© 2009 Defilm

My Son, My Son, What Have Ye Done? (2009)

I was about to begin this sentence with “Werner Herzog’s latest film…”, but it turns out that the always prolific Herzog has already completed two documentaries since he finished My Son, My Son, What Have Ye Done? In 2009. Anyway, at least I can write “Werner Herzog relatively recent film is a successful experiment in transplanting Greek tragedy to modern-day suburban America.”

It comes as no surprise that My Son was written by Herbert Golder, a professor of Classical Civilization at Boston University and has translated Sophocles into English. Golder was intrigued by the 1978 Greek film A Dream of Passion, about an actress playing Medea from Greek mythology on the stage, and as part of her research for the role seeks out a woman, played by Ellen Burstyn, who is in jail for murdering her children. A case of life imitating myth, but it was still locked within the fictional world of film. Then one morning in 1979, Mark Yavorsky, a 34-year-old former college basketball star, walked across the street in a quiet section of San Diego, where he found his mother in a neighbor’s house where she had taken refuge, and stabbed her to death with an antique sword. The story enthralled the local community and had parallels to the Greek myth of Oretes. The fact that Yavorsky had been cast as Oretes in a play at University of California, San Diego before he was cut for constantly disrupting rehearsals with his bizarre ideas. Golder began collecting newspaper clippings on the case, and eventually began meeting with Yavorsky and recording their conversations. Golder was a friend of Herzog, and began talking to him about collaborating on a screenplay. The project lay dormant for decades, and during this time Herzog met Yavorsky after his release from prison. The director found him argumentative and was frightened by the fact that he had constructed a sort of shrine in his house to Aguirre, the Wrath of God, one of Herzog’s films from the ‘70s.

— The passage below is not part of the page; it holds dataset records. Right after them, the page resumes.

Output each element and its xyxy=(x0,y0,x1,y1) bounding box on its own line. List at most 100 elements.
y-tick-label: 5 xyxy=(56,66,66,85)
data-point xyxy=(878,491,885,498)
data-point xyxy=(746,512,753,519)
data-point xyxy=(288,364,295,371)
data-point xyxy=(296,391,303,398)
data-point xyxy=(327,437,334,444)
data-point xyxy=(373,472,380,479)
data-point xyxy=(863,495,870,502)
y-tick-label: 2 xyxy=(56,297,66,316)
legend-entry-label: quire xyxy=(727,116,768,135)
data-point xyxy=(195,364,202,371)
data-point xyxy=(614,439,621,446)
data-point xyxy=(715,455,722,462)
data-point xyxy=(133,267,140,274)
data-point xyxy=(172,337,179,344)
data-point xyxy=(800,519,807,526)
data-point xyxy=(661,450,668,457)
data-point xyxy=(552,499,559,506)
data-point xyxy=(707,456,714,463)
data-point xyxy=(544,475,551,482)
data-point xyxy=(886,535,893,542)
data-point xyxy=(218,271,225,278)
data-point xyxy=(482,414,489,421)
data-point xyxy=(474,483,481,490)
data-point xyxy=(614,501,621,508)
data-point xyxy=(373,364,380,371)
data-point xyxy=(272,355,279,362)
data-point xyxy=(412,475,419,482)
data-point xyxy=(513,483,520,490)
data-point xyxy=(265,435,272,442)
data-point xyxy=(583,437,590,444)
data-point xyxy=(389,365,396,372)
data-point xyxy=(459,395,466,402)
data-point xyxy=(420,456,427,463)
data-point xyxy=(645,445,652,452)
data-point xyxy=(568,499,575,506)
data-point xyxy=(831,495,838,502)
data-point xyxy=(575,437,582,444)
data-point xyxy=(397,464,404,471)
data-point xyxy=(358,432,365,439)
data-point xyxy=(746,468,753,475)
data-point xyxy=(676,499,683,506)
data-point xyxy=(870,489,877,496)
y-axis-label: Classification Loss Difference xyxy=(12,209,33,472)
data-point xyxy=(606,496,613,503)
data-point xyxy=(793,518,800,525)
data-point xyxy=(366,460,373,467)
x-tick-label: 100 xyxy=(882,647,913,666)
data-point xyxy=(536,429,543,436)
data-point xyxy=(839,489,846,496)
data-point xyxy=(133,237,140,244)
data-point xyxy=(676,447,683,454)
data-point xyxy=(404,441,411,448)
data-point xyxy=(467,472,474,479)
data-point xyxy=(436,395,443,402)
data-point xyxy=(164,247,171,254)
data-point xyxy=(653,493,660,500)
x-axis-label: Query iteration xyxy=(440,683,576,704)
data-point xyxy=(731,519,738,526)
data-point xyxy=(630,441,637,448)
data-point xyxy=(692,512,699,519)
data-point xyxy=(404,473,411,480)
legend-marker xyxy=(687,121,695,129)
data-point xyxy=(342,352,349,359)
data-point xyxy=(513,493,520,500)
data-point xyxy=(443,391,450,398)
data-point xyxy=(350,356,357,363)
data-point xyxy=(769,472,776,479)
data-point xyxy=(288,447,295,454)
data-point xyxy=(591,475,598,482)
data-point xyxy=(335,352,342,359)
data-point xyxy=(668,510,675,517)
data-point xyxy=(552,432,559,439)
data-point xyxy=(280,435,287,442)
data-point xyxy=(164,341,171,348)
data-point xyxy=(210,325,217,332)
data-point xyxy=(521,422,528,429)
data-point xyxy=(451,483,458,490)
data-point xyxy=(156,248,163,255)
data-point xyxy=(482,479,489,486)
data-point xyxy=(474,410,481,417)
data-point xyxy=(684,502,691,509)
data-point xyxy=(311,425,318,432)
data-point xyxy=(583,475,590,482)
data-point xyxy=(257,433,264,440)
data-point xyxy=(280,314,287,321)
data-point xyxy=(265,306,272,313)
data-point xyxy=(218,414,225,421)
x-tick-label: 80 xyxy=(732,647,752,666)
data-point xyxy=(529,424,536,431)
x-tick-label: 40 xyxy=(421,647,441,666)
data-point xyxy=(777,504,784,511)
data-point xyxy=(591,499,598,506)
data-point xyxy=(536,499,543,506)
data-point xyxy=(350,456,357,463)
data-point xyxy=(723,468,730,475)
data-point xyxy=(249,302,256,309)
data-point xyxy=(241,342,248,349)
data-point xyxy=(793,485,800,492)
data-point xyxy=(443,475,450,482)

Yavorsky died in the meantime, and Golder and Herzog finally got together and put together the script in four and a half days, based on a huge pile of documents that Golder had accumulated. Herzog has said that 70% of the film is fictionalized, but on the other hand, some of the scariest bits of dialogue are direct quotes from Yavorsky, such as the troubled man using a laundry room for four and a half years as a place to cry until it was renovated and turned into something else, and his costar in the play, who plays the murdered mother of his character, being told to twitch her feet as she lay dead on the stage “so he can see his mother’s feet dancing her to heaven.”

In the film, the killer, renamed as Brad McCullum, holds off the police by claiming he has hostages. This did not happen in the real case, in which Yavorsky immediately surrendered himself and made a full confession. Herzog mainly uses this as a narrative framing device. The homicide detective played by Wilhelm Defoe interviews people involved in the case, flashbacks reveal his troubled history and pose the question not of why he did what he did. The usual suspense in a murder story—the questions of who did it and will they be caught—are entirely irrelevant. Herzog said “I wanted to do something intelligent where an audience would know three minutes into the film, would know what had happened. An elderly woman had been killed with a sword. Secondly, you would know who the murder was. And finally you would know where he was. From then on, you do not know what is going to happen one moment after another.”  Indeed, as the flashbacks move closer and closer to the murder, Brad’s erratic behavior becomes an increasing cause of concern for his fiancée (Chloë Sevigny) and his drama director (Udo Kier). Michael Shannon, who has played eccentric characters in Cecil B. DeMented and Grand Theft Parsons, is truly frightening as Brad, even though we never actually see the murder.

Herzog approached David Lynch, who acted as producer, with his idea of getting back to “essential filmmaking,” using good stories, small budgets of $2 million or less, and the best actors they can get. My Son is the first product of this new approach (or return to an old approach), and I for one hope that more films like this are made.